Airbnb did not respond to several requests for comment.

In response to the bad publicity, Airbnb added stricter ID verifications and a guarantee that provides financial protection to a host for damages to property. The service said it also was working with some cities to ensure local taxes are paid on the rentals.

According to city spokeswoman Jessica Grondin, the service is technically illegal in Portland, under laws that any residential property rented out for fewer than 30 days must be registered as a lodging property.

Grondin said services like Airbnb operate in a gray area, and the city has not received complaints about it.

Hotel owners, however, are keeping an eye on such services.

“You’re cycling people in, you’re cycling people out and you don’t have the license to do what hotels do,” said Greg Dugal, executive director of the Maine Innkeepers Association. “(Hotels) have a lot invested in what we do and they are kind of taking advantage of us.”

Dugal said he gets calls daily from owners of hotels and inns who are frustrated with Airbnb’s presence, believing that such services cut into tourist business.

“There’s no question that this preponderance of additional rooms is affecting the industry … and stealing business,” Dugal said. “It’s cheaper, but they’re not following the law.”

Dugal said peer-to-peer rentals that aren’t regulated have the potential for unsafe activity. “Consumers aren’t as concerned with jurisdiction as they are with safety,” he said.

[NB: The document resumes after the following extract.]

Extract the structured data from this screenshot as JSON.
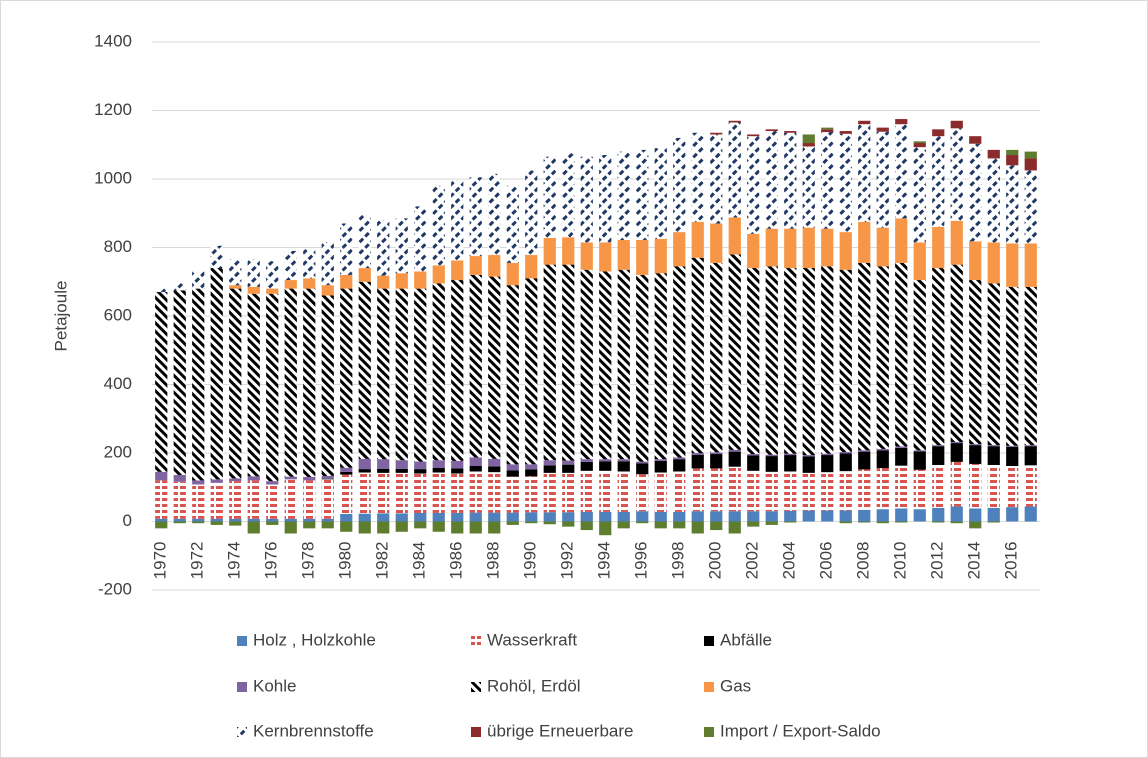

Dugal said a bill was introduced in the last session of the Maine Legislature that would have required licensing for all short-term rentals, but it didn’t get much attention and eventually died. He said no further regulatory legislation is being proposed, but he would still like to see a more explicit definition for overnight occupancy in Maine.

“If you talk to most city officials, they don’t want to or don’t have the capacity to check and see what’s going on,” he said.

Airbnb fans, however, say they like the close arrangement between host and guest.

Eldridge said he tries to personalize each guest’s stay, leaving a bottle of champagne, strawberries and romantic restaurant recommendations for couples celebrating an anniversary, for instance.

“It’s a little more personal,” Eldridge said. “Talking to a concierge can feel so corporate.”

Barbara Mascarenas and her husband, Robert, had previously done house exchanges, and decided in 2012 to list a studio apartment they own near Longfellow Square that was empty.

Since then, the couple has hosted more than 250 people at the apartment. They enjoy having guests who may not be able to afford an Old Port hotel and might otherwise have to stay at a cheaper hotel outside the city.

“Maybe we are (stealing hotels’ business), but the money we are making is going right back into the community,” Barbara Mascarenas said. “It’s staying right here in Portland. We’re keeping it local.”